How Major League regimes impact Minor League managers

The life of a Triple-A manager or coach and be an interesting one, typically depending on how its Major League affiliate fares during a season.

What makes this even harder are staffs who remain, but the big league level does not. One of these examples are the Baltimore Orioles, who saw a new manager in Brandon Hyde and general manager in Mike Elias.

“As far as our association with Mike Elias and Brandon Hyde, they call on occasion,” Norfolk manager Gary Kendall said. “They check on things, check on players. They let you do your job. Of course, at Triple-A, you have more hands on with what you are hearing from the Major League staff, because you are always sending players back and forth based on their needs. That is kind of status quo.”

For the Orioles, the big league team’s struggles play well turns into the opportunity for younger guys in Triple-A and the organization to get a look at the big league level. This gives Kendall and extra motivational tool.

“I see a younger group, throughout our system,” Kendall said. “I think we are evaluating what we have at the big league level and the minor league level. Of course, there were some free agents, but there was not a whole lot of money that was spent to operate our Major League club. We are finding out about the players that we have at the Major League level and the Minor League level. It is a great organization to be in, because you have a great opportunity to get to the big leagues.”

A report earlier in the season was that the Orioles’ Double-A affiliate was using bat sensors to generate stats on their hitters. While Kendall did not get into details, he said that analytics certainly play into his day-to-day job as well.

“As far as the analytical part of it, everybody is kind of doing it,” Kendall said. “We have spray charts and things. We have meeting about pitching guys a certain way. It is really nothing different, but it is a bigger part of the game. I know that it is a strength of our General Manager and Assistant General Manager.”
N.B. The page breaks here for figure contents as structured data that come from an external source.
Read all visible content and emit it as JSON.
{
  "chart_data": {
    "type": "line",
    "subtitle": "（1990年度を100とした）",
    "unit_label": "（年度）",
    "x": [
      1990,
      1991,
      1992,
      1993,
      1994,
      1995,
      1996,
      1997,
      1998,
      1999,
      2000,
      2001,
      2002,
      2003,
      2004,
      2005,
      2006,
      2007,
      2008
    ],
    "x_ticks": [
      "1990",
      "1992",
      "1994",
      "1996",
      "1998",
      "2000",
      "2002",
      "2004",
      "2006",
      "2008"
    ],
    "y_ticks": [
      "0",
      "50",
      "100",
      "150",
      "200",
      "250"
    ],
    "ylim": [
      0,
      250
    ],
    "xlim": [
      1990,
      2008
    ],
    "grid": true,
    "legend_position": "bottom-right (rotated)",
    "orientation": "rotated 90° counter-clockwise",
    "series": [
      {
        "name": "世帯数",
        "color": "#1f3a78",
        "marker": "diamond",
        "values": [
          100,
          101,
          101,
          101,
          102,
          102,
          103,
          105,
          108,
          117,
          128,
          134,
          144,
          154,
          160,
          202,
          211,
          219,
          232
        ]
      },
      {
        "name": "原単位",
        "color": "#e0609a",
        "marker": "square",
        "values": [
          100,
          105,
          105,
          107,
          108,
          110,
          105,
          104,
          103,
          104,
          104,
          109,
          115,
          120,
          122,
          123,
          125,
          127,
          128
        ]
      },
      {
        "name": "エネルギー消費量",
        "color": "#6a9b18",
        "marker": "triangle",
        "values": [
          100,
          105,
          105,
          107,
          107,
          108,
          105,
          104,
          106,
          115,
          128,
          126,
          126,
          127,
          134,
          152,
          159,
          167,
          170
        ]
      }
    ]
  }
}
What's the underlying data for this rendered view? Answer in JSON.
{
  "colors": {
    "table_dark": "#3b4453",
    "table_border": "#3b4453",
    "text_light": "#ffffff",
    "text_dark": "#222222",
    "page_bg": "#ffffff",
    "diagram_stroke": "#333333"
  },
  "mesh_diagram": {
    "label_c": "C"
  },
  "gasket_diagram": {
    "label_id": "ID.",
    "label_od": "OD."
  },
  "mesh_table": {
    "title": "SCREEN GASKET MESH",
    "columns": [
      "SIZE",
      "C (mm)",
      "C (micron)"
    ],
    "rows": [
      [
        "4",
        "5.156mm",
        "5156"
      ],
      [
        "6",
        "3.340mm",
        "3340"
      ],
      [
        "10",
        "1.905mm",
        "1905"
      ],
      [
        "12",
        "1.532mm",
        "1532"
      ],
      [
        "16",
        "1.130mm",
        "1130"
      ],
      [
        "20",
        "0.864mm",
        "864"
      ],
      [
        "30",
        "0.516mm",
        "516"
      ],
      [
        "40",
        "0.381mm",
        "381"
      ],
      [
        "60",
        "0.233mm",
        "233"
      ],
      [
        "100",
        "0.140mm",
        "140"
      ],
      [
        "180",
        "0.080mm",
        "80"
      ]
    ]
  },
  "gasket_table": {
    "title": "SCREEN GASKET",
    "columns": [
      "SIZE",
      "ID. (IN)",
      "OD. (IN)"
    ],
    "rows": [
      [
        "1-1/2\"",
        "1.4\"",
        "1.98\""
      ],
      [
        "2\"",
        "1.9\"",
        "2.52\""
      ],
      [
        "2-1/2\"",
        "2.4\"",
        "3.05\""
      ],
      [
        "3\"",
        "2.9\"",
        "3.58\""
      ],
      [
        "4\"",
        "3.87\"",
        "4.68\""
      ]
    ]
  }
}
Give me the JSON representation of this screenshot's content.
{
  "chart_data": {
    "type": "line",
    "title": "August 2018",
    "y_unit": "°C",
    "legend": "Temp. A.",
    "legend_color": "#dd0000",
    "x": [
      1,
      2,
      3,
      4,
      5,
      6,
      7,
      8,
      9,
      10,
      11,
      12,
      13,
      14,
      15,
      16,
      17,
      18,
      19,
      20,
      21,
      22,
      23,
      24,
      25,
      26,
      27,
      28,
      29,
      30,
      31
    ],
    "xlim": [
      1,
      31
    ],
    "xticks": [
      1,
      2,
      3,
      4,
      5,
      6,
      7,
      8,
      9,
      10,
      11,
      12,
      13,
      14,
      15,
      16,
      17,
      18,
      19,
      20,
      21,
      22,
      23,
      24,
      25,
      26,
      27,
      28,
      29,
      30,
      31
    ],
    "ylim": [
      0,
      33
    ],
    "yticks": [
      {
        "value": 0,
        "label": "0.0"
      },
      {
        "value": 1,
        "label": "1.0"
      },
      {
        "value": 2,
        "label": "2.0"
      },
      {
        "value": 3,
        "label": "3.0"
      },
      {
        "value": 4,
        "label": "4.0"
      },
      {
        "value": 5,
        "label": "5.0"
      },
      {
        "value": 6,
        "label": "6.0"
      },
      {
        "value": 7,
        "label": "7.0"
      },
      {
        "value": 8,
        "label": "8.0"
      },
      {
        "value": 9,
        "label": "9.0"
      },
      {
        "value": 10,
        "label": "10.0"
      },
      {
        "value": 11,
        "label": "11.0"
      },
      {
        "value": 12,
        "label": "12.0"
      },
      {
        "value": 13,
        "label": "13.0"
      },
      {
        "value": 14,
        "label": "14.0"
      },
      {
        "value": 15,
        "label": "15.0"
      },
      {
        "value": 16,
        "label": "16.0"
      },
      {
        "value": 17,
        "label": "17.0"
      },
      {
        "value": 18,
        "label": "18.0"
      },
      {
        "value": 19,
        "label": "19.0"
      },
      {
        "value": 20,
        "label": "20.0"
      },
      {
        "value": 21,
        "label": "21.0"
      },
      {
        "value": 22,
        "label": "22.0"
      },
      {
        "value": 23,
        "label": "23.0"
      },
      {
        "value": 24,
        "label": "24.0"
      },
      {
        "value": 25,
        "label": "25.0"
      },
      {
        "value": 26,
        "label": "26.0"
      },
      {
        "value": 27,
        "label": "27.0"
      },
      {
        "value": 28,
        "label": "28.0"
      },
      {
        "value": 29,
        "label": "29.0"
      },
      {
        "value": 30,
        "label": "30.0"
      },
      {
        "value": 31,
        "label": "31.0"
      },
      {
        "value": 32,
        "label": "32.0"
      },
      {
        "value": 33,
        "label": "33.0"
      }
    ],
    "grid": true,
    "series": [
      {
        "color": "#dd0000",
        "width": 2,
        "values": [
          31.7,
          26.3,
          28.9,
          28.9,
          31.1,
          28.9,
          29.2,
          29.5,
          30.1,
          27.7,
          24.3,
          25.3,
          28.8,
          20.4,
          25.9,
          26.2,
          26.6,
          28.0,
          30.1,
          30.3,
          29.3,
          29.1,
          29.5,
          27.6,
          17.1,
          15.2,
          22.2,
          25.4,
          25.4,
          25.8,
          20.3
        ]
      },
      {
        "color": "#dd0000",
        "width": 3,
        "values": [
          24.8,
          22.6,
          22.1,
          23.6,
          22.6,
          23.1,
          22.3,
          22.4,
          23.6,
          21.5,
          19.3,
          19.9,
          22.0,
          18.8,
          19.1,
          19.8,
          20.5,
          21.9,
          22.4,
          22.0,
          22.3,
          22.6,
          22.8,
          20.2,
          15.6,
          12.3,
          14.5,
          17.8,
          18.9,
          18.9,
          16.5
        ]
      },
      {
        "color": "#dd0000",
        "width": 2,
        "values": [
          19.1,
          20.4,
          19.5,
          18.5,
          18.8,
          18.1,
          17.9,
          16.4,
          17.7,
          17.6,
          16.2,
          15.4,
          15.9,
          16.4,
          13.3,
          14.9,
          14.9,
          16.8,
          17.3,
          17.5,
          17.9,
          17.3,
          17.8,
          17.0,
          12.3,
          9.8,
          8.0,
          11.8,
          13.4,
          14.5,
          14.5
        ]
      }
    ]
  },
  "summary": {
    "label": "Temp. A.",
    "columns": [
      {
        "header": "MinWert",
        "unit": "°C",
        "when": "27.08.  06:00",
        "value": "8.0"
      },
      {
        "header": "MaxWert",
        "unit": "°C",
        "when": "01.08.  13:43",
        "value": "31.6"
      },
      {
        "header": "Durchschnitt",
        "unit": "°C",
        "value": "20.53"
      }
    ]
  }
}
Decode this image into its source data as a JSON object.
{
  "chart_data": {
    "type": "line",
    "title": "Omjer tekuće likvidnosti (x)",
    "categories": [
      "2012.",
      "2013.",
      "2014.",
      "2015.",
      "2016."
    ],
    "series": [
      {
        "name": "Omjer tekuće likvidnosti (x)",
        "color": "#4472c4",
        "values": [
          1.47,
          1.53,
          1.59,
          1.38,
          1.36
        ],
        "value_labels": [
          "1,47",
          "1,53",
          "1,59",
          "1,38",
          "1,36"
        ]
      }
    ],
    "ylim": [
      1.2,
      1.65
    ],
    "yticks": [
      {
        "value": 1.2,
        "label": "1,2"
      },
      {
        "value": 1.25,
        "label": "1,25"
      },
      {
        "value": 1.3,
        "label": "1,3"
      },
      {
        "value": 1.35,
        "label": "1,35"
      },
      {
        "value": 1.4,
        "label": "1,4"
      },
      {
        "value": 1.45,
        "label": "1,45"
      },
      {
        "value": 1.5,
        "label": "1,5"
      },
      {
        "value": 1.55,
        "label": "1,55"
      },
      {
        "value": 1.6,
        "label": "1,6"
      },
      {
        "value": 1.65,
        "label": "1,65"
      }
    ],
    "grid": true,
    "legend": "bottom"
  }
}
The Reds also changed over to a new manager in David Bell, who has been more analytical than previous manager Bryan Price. Triple-A manager Jody Davis sees the trickle down from that.

“(The analytics) are not as much at this level as it is in Cincinnati,” Davis said. “The analytics part is here to stay and I think that all of us have to adjust to it somewhat. We are not going to be as drastic as they are there, but where you play guys, positioning, all of that is here to stay. We are just tweaking it.”

Davis, who worked for the Double-A affiliate in 2018, is seeing the differences between levels first-hand in 2019.

“I just think, being at the Triple-A level, we are doing more of what they want us to do,” Davis said. “In Double-A last year, I hardly ever heard from them last year. They have specific roles that they want to have our relievers in. It is basically, the guys who have a chance to go up if somebody gets hurt, bouncing those guys around to multiple positions. That is kind of what we do, just make sure they are ready to go there.”

It is typical to hear how managers day-to-day operations are in the big leagues. However, the Minor League positions are a similar busy day, and even maybe a bit more so.